Mothers and Others for a Livable Planet (MOLP)

Mothers and Others for a Livable Planet (MOLP)

Overview

* Condemned products it regarded as hazardous to human health and the environment
* Opposed the use of growth hormones in cattle


Now defunct, Mothers and Others for a Livable Planet (MOLP) was a consumer advocacy organization that promoted products it deemed “safe and ecologically sustainable for current and future generations,” and publicly condemned products it regarded as hazardous to human health and the environment. In its assessment of these products, however, the organization commonly produced ominous reports founded upon questionable research, warning consumers of the alleged dangers of a particular product while advising them to purchase “natural” or “organic” alternatives. In its heyday, MOLP had a membership of approximately 20,000 people.
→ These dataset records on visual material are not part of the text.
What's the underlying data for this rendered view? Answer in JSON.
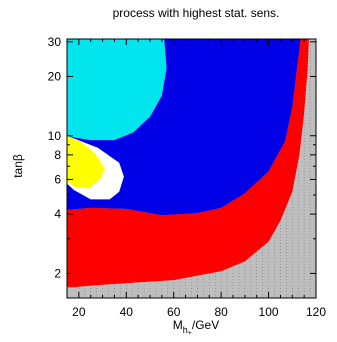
{
  "chart_data": {
    "type": "heatmap",
    "title": "process with highest stat. sens.",
    "xlabel_main": "M",
    "xlabel_sub": "h",
    "xlabel_sub2": "+",
    "xlabel_unit": "/GeV",
    "ylabel_main": "tan",
    "ylabel_greek": "β",
    "xscale": "linear",
    "yscale": "log",
    "xlim": [
      15,
      120
    ],
    "ylim": [
      1.5,
      31
    ],
    "x_ticks": [
      20,
      40,
      60,
      80,
      100,
      120
    ],
    "y_ticks": [
      2,
      4,
      6,
      8,
      10,
      20,
      30
    ],
    "grid": false,
    "colors": {
      "grey": "#bebebe",
      "red": "#ff0000",
      "blue": "#0000e6",
      "cyan": "#00e5ee",
      "yellow": "#ffff00",
      "white": "#ffffff"
    },
    "regions": [
      {
        "color": "red",
        "boundary": [
          [
            15,
            1.5
          ],
          [
            15,
            4.2
          ],
          [
            25,
            4.3
          ],
          [
            40,
            4.25
          ],
          [
            55,
            3.95
          ],
          [
            70,
            4.05
          ],
          [
            80,
            4.3
          ],
          [
            90,
            5.1
          ],
          [
            100,
            6.6
          ],
          [
            107,
            9.4
          ],
          [
            110,
            14
          ],
          [
            112,
            22
          ],
          [
            113.5,
            31
          ],
          [
            117,
            31
          ],
          [
            116.5,
            22
          ],
          [
            115,
            13
          ],
          [
            113,
            8
          ],
          [
            110,
            5.2
          ],
          [
            105,
            3.7
          ],
          [
            100,
            2.9
          ],
          [
            90,
            2.3
          ],
          [
            80,
            2.05
          ],
          [
            70,
            1.95
          ],
          [
            60,
            1.85
          ],
          [
            45,
            1.8
          ],
          [
            30,
            1.75
          ],
          [
            22,
            1.72
          ],
          [
            18,
            1.7
          ],
          [
            15,
            1.7
          ]
        ]
      },
      {
        "color": "blue",
        "boundary": [
          [
            15,
            4.2
          ],
          [
            25,
            4.3
          ],
          [
            40,
            4.25
          ],
          [
            55,
            3.95
          ],
          [
            70,
            4.05
          ],
          [
            80,
            4.3
          ],
          [
            90,
            5.1
          ],
          [
            100,
            6.6
          ],
          [
            107,
            9.4
          ],
          [
            110,
            14
          ],
          [
            112,
            22
          ],
          [
            113.5,
            31
          ],
          [
            15,
            31
          ]
        ]
      },
      {
        "color": "cyan",
        "boundary": [
          [
            15,
            31
          ],
          [
            56,
            31
          ],
          [
            57,
            22
          ],
          [
            55,
            16
          ],
          [
            50,
            12.5
          ],
          [
            43,
            10.4
          ],
          [
            35,
            9.5
          ],
          [
            25,
            9.5
          ],
          [
            18,
            9.8
          ],
          [
            15,
            10
          ]
        ]
      },
      {
        "color": "white",
        "boundary": [
          [
            15,
            5.7
          ],
          [
            15,
            10
          ],
          [
            28,
            8.7
          ],
          [
            37,
            7.3
          ],
          [
            39,
            6.2
          ],
          [
            37,
            5.2
          ],
          [
            33,
            4.75
          ],
          [
            25,
            4.75
          ],
          [
            18,
            5.3
          ]
        ]
      },
      {
        "color": "yellow",
        "boundary": [
          [
            15,
            5.9
          ],
          [
            15,
            10
          ],
          [
            21,
            9.3
          ],
          [
            27,
            8.1
          ],
          [
            31,
            6.8
          ],
          [
            29,
            6
          ],
          [
            24,
            5.4
          ],
          [
            18,
            5.5
          ]
        ]
      }
    ]
  }
}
Environmental health scientist Wendy Gordon Rockefeller and actress Meryl Streep co-founded MOLP in 1989 as a reaction to the “Alar in apples” scare of the late 1980s. A preservative used on apples, Alar, was identified—falsely, as it worked out—as being a carcinogen by the Natural Resources Defense Council. In a carefully orchestrated campaign led by longtime leftist media specialist David Fenton, the scientifically flawed research on Alar was released to the news media, eventually causing consumer panic and the loss of more than $250 million in revenues to the apple industry. NRDC — of which Ms. Rockefeller was a member, research associate, and senior project scientist at the time — earned enormous profits from the Alar hoax. According to an internal memo written by David Fenton and later published in the Wall Street Journal, “We designed [the anti-Alar campaign] so that revenue would flow back to the Natural Resources Defense Council from the public, and we sold this book about pesticides through a 900 number and the Donahue show. And to date there has been $700,000 in net revenue from it.”

More recently, MOLP condemned the injection of cows with recombinant Bovine Growth Hormone (rBGH), which serves to boost dairy production. MOLP warned of long-term health risks associated with the consumption of products made with milk from the injected cows. The organization launched a multiple-city crusade naming specific brands of purportedly more desirable milk that had been produced without the growth hormone. Since 1993, the FDA, which reviewed the more than 12 years of research conducted by the producer of the hormone, had declared rBGH to be safe, as did the United Nations Food and Agriculture Organization, the Department of Health and Human Services’ Office of the Inspector General, the National Institute of Health, the U.S. Department of Agriculture, and the American Cancer Society.

In addition to her work with MOLP, Wendy Gordon Rockefeller also served as the Director of TechRocks, a now-defunct Internet activist organization. Today she is the Vice President of the Rockefeller Family Fund, and a Director for Rockefeller Philanthropy Advisors.